Die nächste Illusion, die solche Medienberichte schaffen, ist die Illusion der gut ausgebildeten Migranten aus Afrika. Auch im Spiegel kann man als Ergebnis der Studie ja lesen: „Bildung und Arbeit, beides war bei einem großen Teil der befragten Migranten (…) eigentlich vorhanden.„
Die Frage ist, was man „Bildung“ nennt und darauf geht der Spiegel nicht ein. In der Studie kann man jedoch lesen, dass 83 Prozent der Migranten maximal einen Schulabschluss haben. Im Detail: 43 Prozent haben einen Schulabschluss, 24 Prozent haben nur Grundschulbildung und 16 Prozent haben gar keine Schulbildung.
Von den verbleibenden 17 Prozent haben 6 Prozent einen Beruf gelernt und 8 Prozent eine berufsvorbereitende Ausbildung gemacht. Bleiben 3 Prozent „sonstige“. Was wir unter den „hochqualifizierten“ afrikanischen Migranten gar nicht finden, sind Menschen mit Hochschulabschluss.
Entsprechend waren auch die beruflichen Tätigkeiten der Migranten, die in ihrer Heimat einen Job hatten: Es waren alles einfachste Tätigkeiten als Arbeiter oder im Service.
All das findet sich im Spiegel jedoch nicht, dabei steht es deutlich und mit Grafiken in der Studie.
Stattdessen berichtet der Spiegel danach lieber über andere Themen. So teilt der uns mit, dass 60 Prozent wegen dem Wunsch nach Arbeit nach Europa gekommen sind (deren Enttäuschung dürfte groß sein, denn über 60 Prozent der Migranten haben keine Arbeitserlaubnis). Da schließt sich der Kreis aus Globalisierung, die in Afrika die Arbeitsplätze vernichtet und der Ausländerkriminalität in Europa, denn wer nicht arbeiten darf, aber Geld nach Hause schicken soll, driftet eben fast zwangsläufig in die Kriminalität ab. Aber die Wurzel des Übels ist wieder die Globalisierung, denn ohne diese moderne Form der Kolonialpolitik hätten die Afrikaner weit weniger Gründe, nach Europa zu fliehen, wo sie dann in die Kriminalität abgleiten.

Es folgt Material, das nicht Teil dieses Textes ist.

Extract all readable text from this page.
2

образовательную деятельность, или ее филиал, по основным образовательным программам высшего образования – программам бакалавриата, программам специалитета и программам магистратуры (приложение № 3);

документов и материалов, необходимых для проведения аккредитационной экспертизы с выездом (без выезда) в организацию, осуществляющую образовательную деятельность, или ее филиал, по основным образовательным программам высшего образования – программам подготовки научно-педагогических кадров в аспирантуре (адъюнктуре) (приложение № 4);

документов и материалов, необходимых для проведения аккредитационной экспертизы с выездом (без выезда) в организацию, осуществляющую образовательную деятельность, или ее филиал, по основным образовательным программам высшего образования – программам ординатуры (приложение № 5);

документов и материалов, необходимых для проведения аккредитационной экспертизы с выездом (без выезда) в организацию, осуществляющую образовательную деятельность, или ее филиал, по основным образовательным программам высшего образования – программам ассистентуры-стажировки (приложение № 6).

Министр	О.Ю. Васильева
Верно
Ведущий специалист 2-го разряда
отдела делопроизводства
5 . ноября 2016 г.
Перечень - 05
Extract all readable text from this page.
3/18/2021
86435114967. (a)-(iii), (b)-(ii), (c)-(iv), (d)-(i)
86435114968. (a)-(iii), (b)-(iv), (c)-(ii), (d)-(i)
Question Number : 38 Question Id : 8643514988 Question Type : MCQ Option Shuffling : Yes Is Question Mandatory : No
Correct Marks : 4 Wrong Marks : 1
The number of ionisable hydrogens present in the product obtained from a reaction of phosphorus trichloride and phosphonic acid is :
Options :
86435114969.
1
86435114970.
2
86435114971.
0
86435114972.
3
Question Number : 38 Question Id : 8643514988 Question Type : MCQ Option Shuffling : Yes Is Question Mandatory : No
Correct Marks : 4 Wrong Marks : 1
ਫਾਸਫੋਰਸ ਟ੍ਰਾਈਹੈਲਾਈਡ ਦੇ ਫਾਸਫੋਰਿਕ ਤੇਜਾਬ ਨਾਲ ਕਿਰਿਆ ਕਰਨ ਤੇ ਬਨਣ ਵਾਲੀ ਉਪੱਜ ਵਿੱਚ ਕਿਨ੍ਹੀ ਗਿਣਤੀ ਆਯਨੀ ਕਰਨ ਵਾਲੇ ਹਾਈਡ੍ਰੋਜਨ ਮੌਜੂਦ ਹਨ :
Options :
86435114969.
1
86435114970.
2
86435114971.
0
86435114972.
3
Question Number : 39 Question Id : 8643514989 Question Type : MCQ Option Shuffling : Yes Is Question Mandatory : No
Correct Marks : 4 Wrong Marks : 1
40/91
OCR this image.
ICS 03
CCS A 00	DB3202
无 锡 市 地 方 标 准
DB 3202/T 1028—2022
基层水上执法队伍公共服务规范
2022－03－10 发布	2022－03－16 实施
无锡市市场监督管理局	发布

Außerdem berichtet der Spiegel noch über die Antworten auf die Fragen, was die Migranten von der Flucht abgehalten haben könnte, wie ihre Wohnverhältnisse in Europa sind und ob es sich in Europa besser lebt.
Der Leser lernt also in dem Artikel die gewollten Narrative: Die Flüchtlinge sind gebildet und sie sind bedauernswert, weil sie es so schwer haben, auch in Europa.
Das zweite stimmt ganz sicher: Sie sind bedauernswert, aber der Grund liegt in der Globalisierung, die ihnen ihre Lebensgrundlage in der Heimat zerstört. Nur das erwähnt der Spiegel nicht.
Und das Thema der Bildung der Flüchtlinge hat die Studie im Detail beleuchtet, aber diese Einzelheiten verschweigt der Spiegel seinen Lesern lieber.
Thomas Röper — www.anti-spiegel.ru
Thomas Röper, Jahrgang 1971, hat als Experte für Osteuropa in verschiedenen Versicherungs- und Finanzdienstleistungsunternehmen in Osteuropa und Russland Vorstands- und Aufsichtsratspositionen bekleidet, bevor er sich entschloss, sich als unabhängiger Unternehmensberater in seiner Wahlheimat St. Petersburg niederzulassen. Er lebt insgesamt über 15 Jahre in Russland und betreibt die Seite www.anti-spiegel.ru. Die Schwerpunkte seiner medienkritischen Arbeit sind das (mediale) Russlandbild in Deutschland, Kritik an der Berichterstattung westlicher Medien im Allgemeinen und die Themen (Geo-)Politik und Wirtschaft.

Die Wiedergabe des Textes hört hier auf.